There’s then a second aspect, and that’s what’s called megalithic art. It’s called megalithic art because it’s essentially the decoration applied to the interiors, and occasionally the curves of chambered tombs. Now, the great majority of megalithic art locally, if we can say that, is in Ireland and the Boyne Valley; that’s north of Dublin. But the practice of decorating tombs extends right down the Atlantic, through Brittany, through into Spain and Portugal and even into the west Mediterranean. Interestingly, similar tombs in Scandinavia are undecorated, so it’s an Atlantic phenomenon.
More locally, there are clear similarities between some designs in Ireland and some in Scotland but they are relatively rare and the links if anything are probably with Orkney.

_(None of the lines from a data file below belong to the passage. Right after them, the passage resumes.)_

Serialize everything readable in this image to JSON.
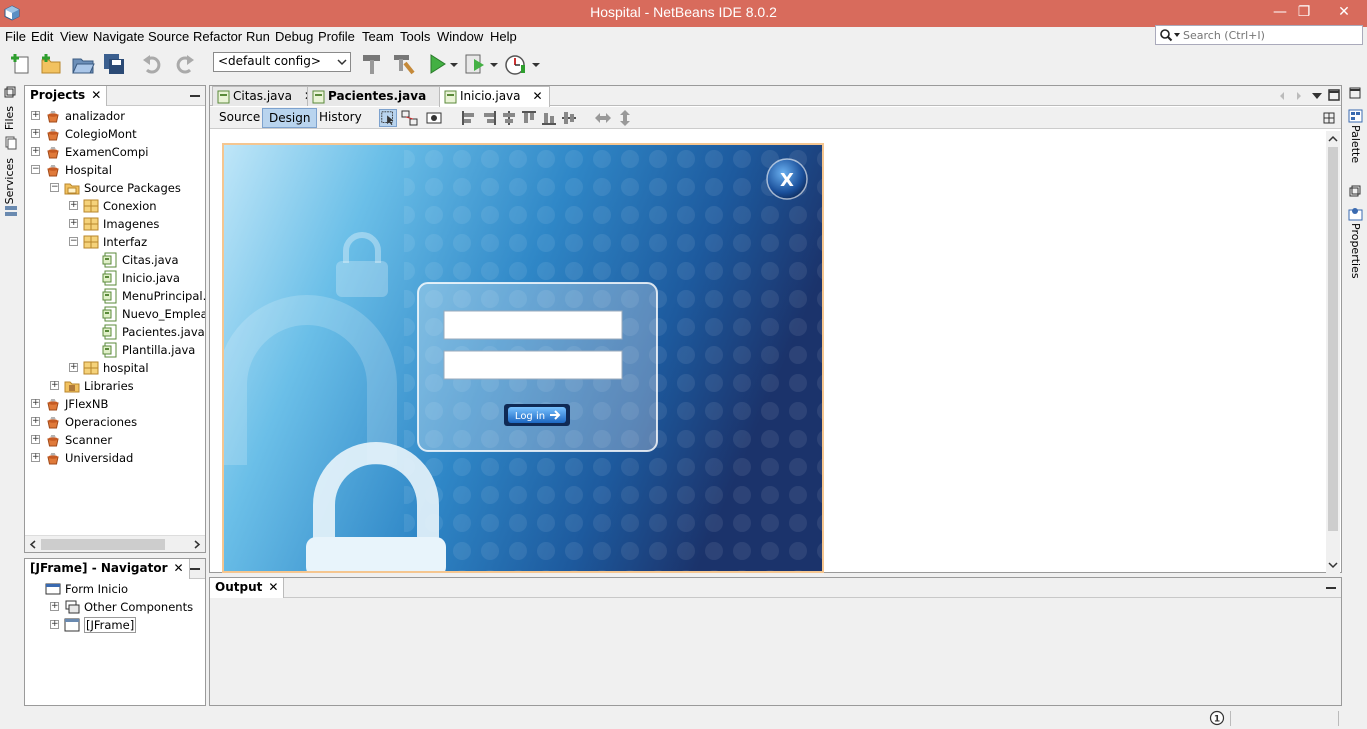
{
  "window": {
    "title": "Hospital - NetBeans IDE 8.0.2",
    "minimize": "—",
    "restore": "❐",
    "close": "✕"
  },
  "menu": [
    "File",
    "Edit",
    "View",
    "Navigate",
    "Source",
    "Refactor",
    "Run",
    "Debug",
    "Profile",
    "Team",
    "Tools",
    "Window",
    "Help"
  ],
  "search": {
    "placeholder": "Search (Ctrl+I)"
  },
  "toolbar": {
    "config": "<default config>",
    "icons": [
      "new-file-icon",
      "new-project-icon",
      "open-project-icon",
      "save-all-icon",
      "undo-icon",
      "redo-icon",
      "build-hammer-icon",
      "clean-build-icon",
      "run-icon",
      "debug-icon",
      "profile-icon"
    ]
  },
  "left_strip": {
    "files": "Files",
    "services": "Services"
  },
  "right_strip": {
    "palette": "Palette",
    "properties": "Properties"
  },
  "projects": {
    "tab": "Projects",
    "close": "✕",
    "tree": [
      {
        "label": "analizador",
        "level": 0,
        "type": "project",
        "exp": "+"
      },
      {
        "label": "ColegioMont",
        "level": 0,
        "type": "project",
        "exp": "+"
      },
      {
        "label": "ExamenCompi",
        "level": 0,
        "type": "project",
        "exp": "+"
      },
      {
        "label": "Hospital",
        "level": 0,
        "type": "project",
        "exp": "−"
      },
      {
        "label": "Source Packages",
        "level": 1,
        "type": "srcpkg",
        "exp": "−"
      },
      {
        "label": "Conexion",
        "level": 2,
        "type": "package",
        "exp": "+"
      },
      {
        "label": "Imagenes",
        "level": 2,
        "type": "package",
        "exp": "+"
      },
      {
        "label": "Interfaz",
        "level": 2,
        "type": "package",
        "exp": "−"
      },
      {
        "label": "Citas.java",
        "level": 3,
        "type": "form",
        "exp": ""
      },
      {
        "label": "Inicio.java",
        "level": 3,
        "type": "form",
        "exp": ""
      },
      {
        "label": "MenuPrincipal.java",
        "level": 3,
        "type": "form",
        "exp": ""
      },
      {
        "label": "Nuevo_Empleado.java",
        "level": 3,
        "type": "form",
        "exp": ""
      },
      {
        "label": "Pacientes.java",
        "level": 3,
        "type": "form",
        "exp": ""
      },
      {
        "label": "Plantilla.java",
        "level": 3,
        "type": "form",
        "exp": ""
      },
      {
        "label": "hospital",
        "level": 2,
        "type": "package",
        "exp": "+"
      },
      {
        "label": "Libraries",
        "level": 1,
        "type": "library",
        "exp": "+"
      },
      {
        "label": "JFlexNB",
        "level": 0,
        "type": "project",
        "exp": "+"
      },
      {
        "label": "Operaciones",
        "level": 0,
        "type": "project",
        "exp": "+"
      },
      {
        "label": "Scanner",
        "level": 0,
        "type": "project",
        "exp": "+"
      },
      {
        "label": "Universidad",
        "level": 0,
        "type": "project",
        "exp": "+"
      }
    ]
  },
  "navigator": {
    "tab": "[JFrame] - Navigator",
    "close": "✕",
    "tree": [
      {
        "label": "Form Inicio",
        "level": 0,
        "exp": ""
      },
      {
        "label": "Other Components",
        "level": 1,
        "exp": "+"
      },
      {
        "label": "[JFrame]",
        "level": 1,
        "exp": "+"
      }
    ]
  },
  "editor": {
    "tabs": [
      {
        "label": "Citas.java",
        "active": false
      },
      {
        "label": "Pacientes.java",
        "active": false,
        "bold": true
      },
      {
        "label": "Inicio.java",
        "active": true
      }
    ],
    "views": [
      "Source",
      "Design",
      "History"
    ],
    "active_view": "Design"
  },
  "login_form": {
    "close_glyph": "X",
    "button": "Log in"
  },
  "output": {
    "tab": "Output",
    "close": "✕"
  },
  "status": {
    "notifications": "1"
  },
  "colors": {
    "titlebar": "#d86b5c",
    "accent": "#b9d4ee"
  }
}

Now, in terms of Kilmartin itself there’s a lot of references to Irish megalithic art among the rock carvings. I have to say that that’s only partly correct. It’s correct almost certainly in terms of the chronology, using style to date individual images, but the most distinctive single motif is the horned spiral, the double spiral, which we find at Achnabreach on a rock sheet, which we also find in Temple Wood stone circle. I have to say that though there’s been a lot of talk about it as a spiral and thus somehow Irish, the best parallels are not Irish, they extend form Orkney to; well I think the most southern is Oxfordshire. They’re essentially as west coast British phenomenon and there are few examples of this exact same motif in Ireland. I don’t think that matters, they are very closely related but I think we are so prone to think of the fairly limited sea crossing to Ireland that we should not forget the importance of Orkney where, certainly at the Ness of Brodgar, [we are] finding so many previously unrecorded motifs that the pattern is changing very fast.